Posted on 15 October 2003
The world is facing a water crisis. It is estimated that over 2 billion people are affected by water shortages in over 40 countries, and the extensive withdrawal of water for agriculture from river, lakes and aquifers results in limited supplies for other human needs, such as for drinking, washing, and sanitation. According to the UN World Water Development Report, the average supply of water per person will drop by a third in the next two decades.
Agriculture is by far the biggest user of water. Because of this, the water that everyone ‘eats’ everyday contained in food products is much larger than the volume of water a person drinks. Of all freshwater withdrawn for human use, industrial and household uses account for 20 and 10 percent respectively, while agriculture consumes on average around 70 percent and much more in some locations. Furthermore, it is expected that by 2030 the global average agricultural water withdrawal for irrigation itself will be some 14 percent higher.

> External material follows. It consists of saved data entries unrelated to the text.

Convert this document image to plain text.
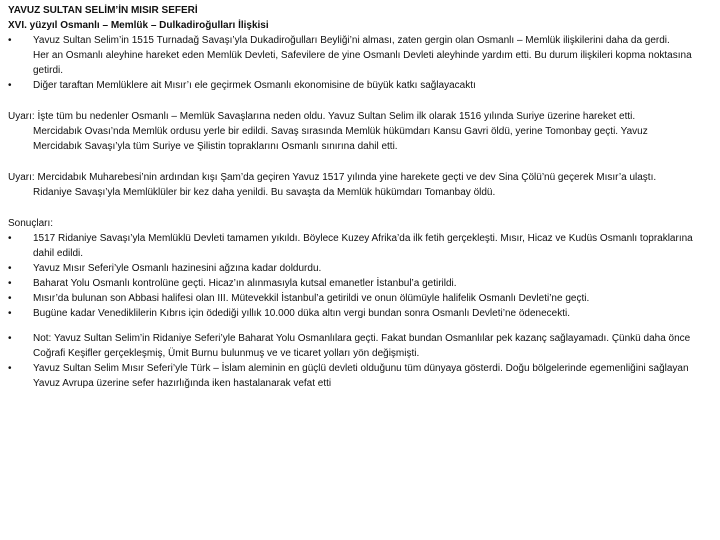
YAVUZ SULTAN SELİM’İN MISIR SEFERİ
XVI. yüzyıl Osmanlı – Memlük – Dulkadiroğulları İlişkisi
• Yavuz Sultan Selim’in 1515 Turnadağ Savaşı’yla Dukadiroğulları Beyliği’ni alması, zaten gergin olan Osmanlı – Memlük ilişkilerini daha da gerdi.
Her an Osmanlı aleyhine hareket eden Memlük Devleti, Safevilere de yine Osmanlı Devleti aleyhinde yardım etti. Bu durum ilişkileri kopma noktasına getirdi.
• Diğer taraftan Memlüklere ait Mısır’ı ele geçirmek Osmanlı ekonomisine de büyük katkı sağlayacaktı
Uyarı: İşte tüm bu nedenler Osmanlı – Memlük Savaşlarına neden oldu. Yavuz Sultan Selim ilk olarak 1516 yılında Suriye üzerine hareket etti.
Mercidabık Ovası’nda Memlük ordusu yerle bir edildi. Savaş sırasında Memlük hükümdarı Kansu Gavri öldü, yerine Tomonbay geçti. Yavuz
Mercidabık Savaşı’yla tüm Suriye ve Şilistin topraklarını Osmanlı sınırına dahil etti.
Uyarı: Mercidabık Muharebesi’nin ardından kışı Şam’da geçiren Yavuz 1517 yılında yine harekete geçti ve dev Sina Çölü’nü geçerek Mısır’a ulaştı.
Ridaniye Savaşı’yla Memlüklüler bir kez daha yenildi. Bu savaşta da Memlük hükümdarı Tomanbay öldü.
Sonuçları:
• 1517 Ridaniye Savaşı’yla Memlüklü Devleti tamamen yıkıldı. Böylece Kuzey Afrika’da ilk fetih gerçekleşti. Mısır, Hicaz ve Kudüs Osmanlı topraklarına dahil edildi.
• Yavuz Mısır Seferi’yle Osmanlı hazinesini ağzına kadar doldurdu.
• Baharat Yolu Osmanlı kontrolüne geçti. Hicaz’ın alınmasıyla kutsal emanetler İstanbul’a getirildi.
• Mısır’da bulunan son Abbasi halifesi olan III. Mütevekkil İstanbul’a getirildi ve onun ölümüyle halifelik Osmanlı Devleti’ne geçti.
• Bugüne kadar Venediklilerin Kıbrıs için ödediği yıllık 10.000 düka altın vergi bundan sonra Osmanlı Devleti’ne ödenecekti.
• Not: Yavuz Sultan Selim’in Ridaniye Seferi’yle Baharat Yolu Osmanlılara geçti. Fakat bundan Osmanlılar pek kazanç sağlayamadı. Çünkü daha önce Coğrafi Keşifler gerçekleşmiş, Ümit Burnu bulunmuş ve ve ticaret yolları yön değişmişti.
• Yavuz Sultan Selim Mısır Seferi’yle Türk – İslam aleminin en güçlü devleti olduğunu tüm dünyaya gösterdi. Doğu bölgelerinde egemenliğini sağlayan Yavuz Avrupa üzerine sefer hazırlığında iken hastalanarak vefat etti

Agriculture provides many opportunities for water-savings as much of it is currently wasted in transit to the field, through inappropriate irrigation methods, and by growing crops that are not suited to the local environment. Such waste is driven by misplaced subsidies and artificially low water prices (unconnected with the amount used), low public and political awareness, and poor water management, while not being checked by incomplete environmental legislation.

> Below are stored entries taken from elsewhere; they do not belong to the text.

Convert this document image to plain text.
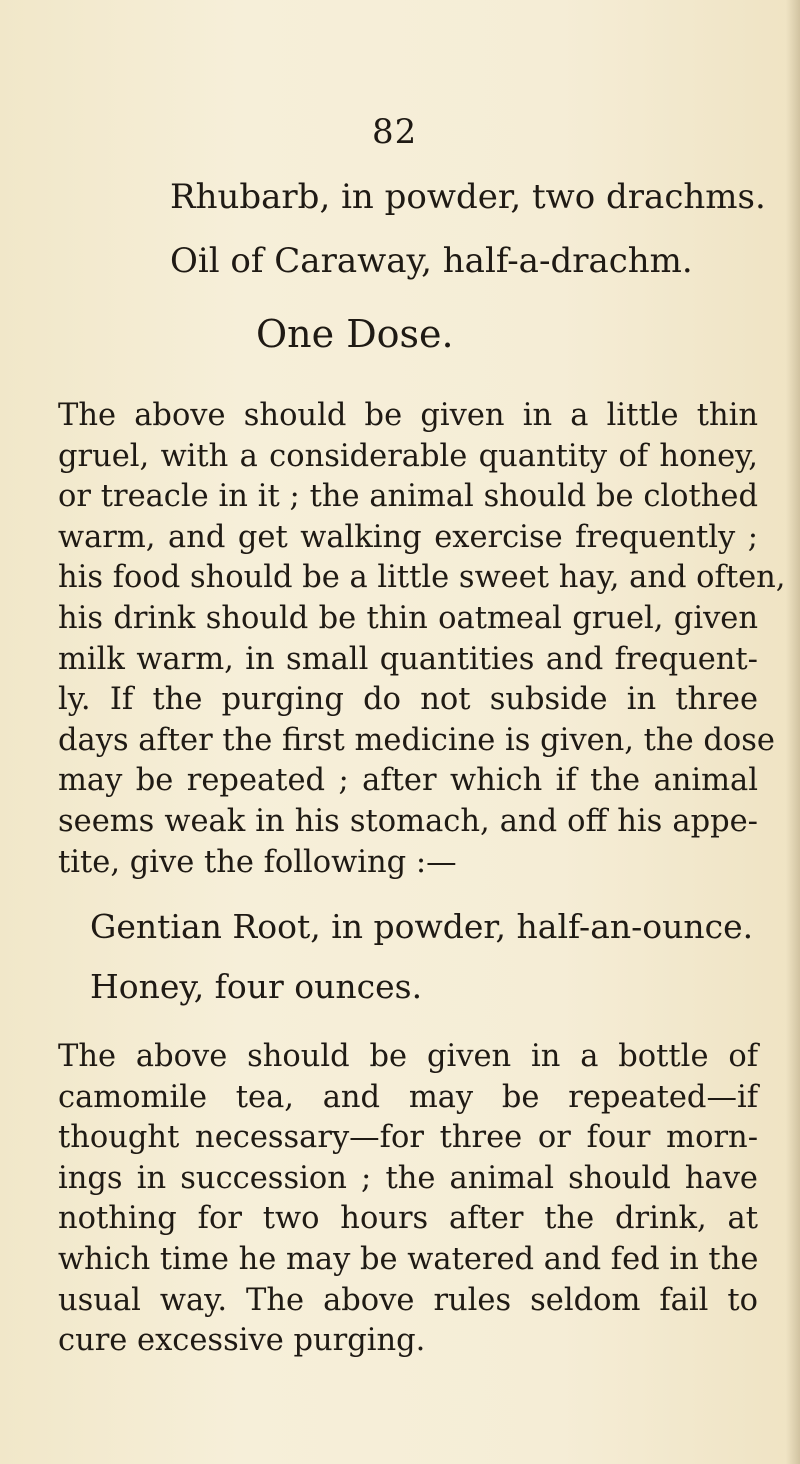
82
Rhubarb, in powder, two drachms.
Oil of Caraway, half-a-drachm.
One Dose.
The above should be given in a little thin
gruel, with a considerable quantity of honey,
or treacle in it ; the animal should be clothed
warm, and get walking exercise frequently ;
his food should be a little sweet hay, and often,
his drink should be thin oatmeal gruel, given
milk warm, in small quantities and frequent-
ly. If the purging do not subside in three
days after the first medicine is given, the dose
may be repeated ; after which if the animal
seems weak in his stomach, and off his appe-
tite, give the following :—
Gentian Root, in powder, half-an-ounce.
Honey, four ounces.
The above should be given in a bottle of
camomile tea, and may be repeated—if
thought necessary—for three or four morn-
ings in succession ; the animal should have
nothing for two hours after the drink, at
which time he may be watered and fed in the
usual way. The above rules seldom fail to
cure excessive purging.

As a result, unsustainable agriculture harms the environment by sucking rivers, lakes and underground water sources dry, increasing soil salinity and thereby destroying its quality, and by washing pollutants and pesticides into rivers destroying downstream ecosystems as far as corals and breeding grounds for fish in coastal areas. Disruption to marine ecosystems is at least as important as that in rivers, with both suffering from changed flood and sediment regimes and blocked migration routes created by dams. Ultimately unsustainable agriculture destroys the livelihoods of the farmers practicing it, and of fishermen and communities dependent on natural ecosystems.